Following his Air Force career, Kidd served in various roles to include Director of Business Development at Draken International and VP of Strategy at Shift4 (NYSE: FOUR). He most recently served as the Mission Director of Inspiration4, the world’s first all-civilian mission to space that helped raise over $240 million for St. Jude Children’s Research Hospital® in an effort to help eradicate childhood cancer. Kidd is also an accomplished collegiate runner and triathlete, competing in 15 Ironman triathlons since 2000, which includes four Ironman World Championships in Kailua-Kona, Hawaii.

Sarah Gillis

Sarah Gillis

Mission Specialist

Sarah Gillis is a Lead Space Operations Engineer at SpaceX, responsible for overseeing the company’s astronaut training program. This includes the development of mission-specific curriculum and training execution for both NASA and commercial astronauts who fly aboard the Dragon spacecraft. She prepared NASA astronauts for the first Demo-2 and Crew-1 missions, and most recently directly trained the Inspiration4 astronauts, the first all-civilian crew to go to orbit. Sarah is an experienced mission control operator, who has supported real-time operations for Dragon’s cargo resupply missions to and from the International Space Station as a Navigation Officer, and as a crew communicator for Dragon’s human spaceflight missions.

Raised from a young age to be a classical violinist, Sarah changed directions when a beloved high-school mentor, former NASA astronaut Joe Tanner, encouraged her to pursue a degree in aerospace engineering. In 2015, while studying engineering and dance at the University of Colorado, Boulder, Sarah started an internship at SpaceX, working on human-in-the-loop testing of the Dragon spacecraft interior before moving into the astronaut training program full-time. Originally from Boulder, Colorado, Sarah is an avid hiker, climber, and adventurer, all of which let her enjoy one of her favorite things – a cup of hot coffee while camping in the wilderness.

Anna Menon

Anna Menon

Mission Specialist & Medical Officer

Anna Menon is a Lead Space Operations Engineer at SpaceX, where she manages the development of crew operations and serves in mission control as both a Mission Director and crew communicator. During her tenure at SpaceX, she has led the implementation of Dragon’s crew capabilities, helped create the crew communicator operator role, and developed critical operational responses to vehicle emergencies such as a fire or cabin depressurization. Anna served in mission control during multiple Dragon missions, such as Demo-2, Crew-1, CRS-22, CRS-23, Crew-3, Crew-4, and Axiom-1.
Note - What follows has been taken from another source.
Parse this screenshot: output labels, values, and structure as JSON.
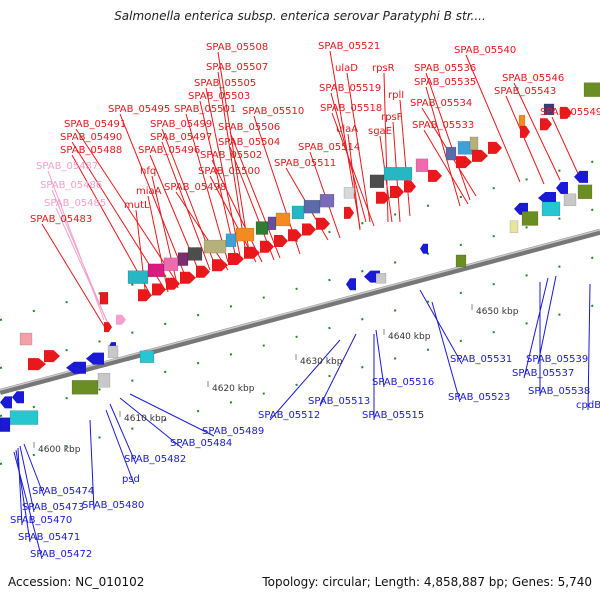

Prior to SpaceX, Anna worked for seven years at NASA as a biomedical flight controller for the International Space Station. In this role, she supported space station crews from mission control, helped integrate international partner engineers and medical care, and led the planning and execution of all biomedical operations for Expedition 47/48. She received her bachelor’s degree in Mathematics and Spanish from Texas Christian University and her master’s degree in Biomedical Engineering from Duke University. Service and applying her engineering background to helping others is important to Anna. Immediately after the 2015 earthquake in Nepal, she supported the World Health Organization water and sanitation response and has also volunteered with the Engineers Without Borders and Engineering World Health organizations. Her dream of flying to space began in fourth grade when her teacher Alison Smith Balch (daughter of Space Shuttle Challenger pilot Michael J. Smith) took her on an immersive field trip at NASA. In addition to pursuing her lifelong passion for space, Anna enjoys hiking, flying small airplanes, and salsa dancing, and her greatest love is her wonderful family, including husband Anil, son James, and daughter Grace.